Pero Gua Li no lo había juzgado, así que tampoco necesitaba perdonarle. Ferruccio había matado por ella, por ellos. No obstante, para salvar tres vidas había sacrificado una, algo que, en el fondo, no podía aceptar. Ni siquiera Ada Ta lo habría aceptado. Sin querer, y sin que dependiera de su gesto, su resentimiento hacia Ferruccio aumentó. Ya lo había notado antes, aunque se había convencido de que era una forma de defensa. No creía que lo amara, pero se sentía vinculada a él; impulsada por una fuerza interior, había querido que fuera precisamente él su primer hombre, porque lo admiraba, porque luchaba por ideales, contra otros hombres e ideas que le eran muy cercanas. Pero si aceptaba la forma de ser de aquel hombre, sabía que la engulliría un vórtice del que ya no podría salir. Así pues, mantenía las distancias con él, le hablaba amablemente, pero sin demostrar ninguna emoción. En cuanto podía, se refugiaba en Osmán. Y el turco le contaba, como a una niña, las maravillas y los horrores de su vida, de la corte otomana, del sultán que ella misma había conocido.

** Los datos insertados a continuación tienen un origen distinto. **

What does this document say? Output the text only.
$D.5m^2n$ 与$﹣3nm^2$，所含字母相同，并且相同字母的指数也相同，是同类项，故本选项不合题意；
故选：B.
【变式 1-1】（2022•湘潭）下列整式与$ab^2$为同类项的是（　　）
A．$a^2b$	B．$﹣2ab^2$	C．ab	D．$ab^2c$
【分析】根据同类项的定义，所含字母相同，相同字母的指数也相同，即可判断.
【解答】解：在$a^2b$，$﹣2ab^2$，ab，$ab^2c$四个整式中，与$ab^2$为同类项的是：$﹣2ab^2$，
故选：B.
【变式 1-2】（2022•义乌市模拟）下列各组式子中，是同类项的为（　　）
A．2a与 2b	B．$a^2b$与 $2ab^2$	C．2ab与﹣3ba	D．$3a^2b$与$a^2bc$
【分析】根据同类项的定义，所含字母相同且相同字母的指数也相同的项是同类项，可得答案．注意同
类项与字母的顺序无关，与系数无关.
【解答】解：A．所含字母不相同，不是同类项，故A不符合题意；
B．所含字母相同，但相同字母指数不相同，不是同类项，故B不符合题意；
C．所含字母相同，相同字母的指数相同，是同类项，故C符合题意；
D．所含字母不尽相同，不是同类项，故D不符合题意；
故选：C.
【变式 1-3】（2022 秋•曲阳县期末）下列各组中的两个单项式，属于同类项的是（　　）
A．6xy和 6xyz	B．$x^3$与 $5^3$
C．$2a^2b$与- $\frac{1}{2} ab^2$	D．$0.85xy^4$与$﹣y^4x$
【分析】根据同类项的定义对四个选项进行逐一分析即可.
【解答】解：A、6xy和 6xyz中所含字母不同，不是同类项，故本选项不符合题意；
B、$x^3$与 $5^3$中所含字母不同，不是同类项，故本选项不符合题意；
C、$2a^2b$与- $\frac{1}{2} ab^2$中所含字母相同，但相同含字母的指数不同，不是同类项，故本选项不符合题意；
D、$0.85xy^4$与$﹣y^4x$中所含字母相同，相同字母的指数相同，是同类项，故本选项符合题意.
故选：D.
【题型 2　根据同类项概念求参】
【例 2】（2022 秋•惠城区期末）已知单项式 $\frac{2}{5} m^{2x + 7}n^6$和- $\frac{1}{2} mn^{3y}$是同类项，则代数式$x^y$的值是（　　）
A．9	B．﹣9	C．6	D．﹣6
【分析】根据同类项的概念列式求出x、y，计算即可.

Ferruccio no comprendía. El distanciamiento de Gua Li le quemaba en la piel. Se irritaba por nada, la consideraba una ingrata y justificaba aquel comportamiento como una rareza molesta de una cultura demasiado alejada de la suya. Así lograba evitar caer de nuevo en aquellos pensamientos que le habían atormentado los últimos días.

Tres días de fuga, tres jornadas de lento descenso por un infierno de sentimientos, preguntándose hasta qué punto había sido inconsciente en la traición a Leonora, por viva o muerta que estuviera. Ahora estaban ya en tierras toscanas, protegidos por las murallas de Marzapalo, en Camaldoli. Desde allí entrarían en el Gran Ducado, si conseguían atravesar la frontera. Y cuando de noche, tras cenar pan y cebolla, Gua Li retomó la narración, a petición de Osmán, le pareció que lo que contó, en realidad, hablaba de ellos dos, no de Jesús.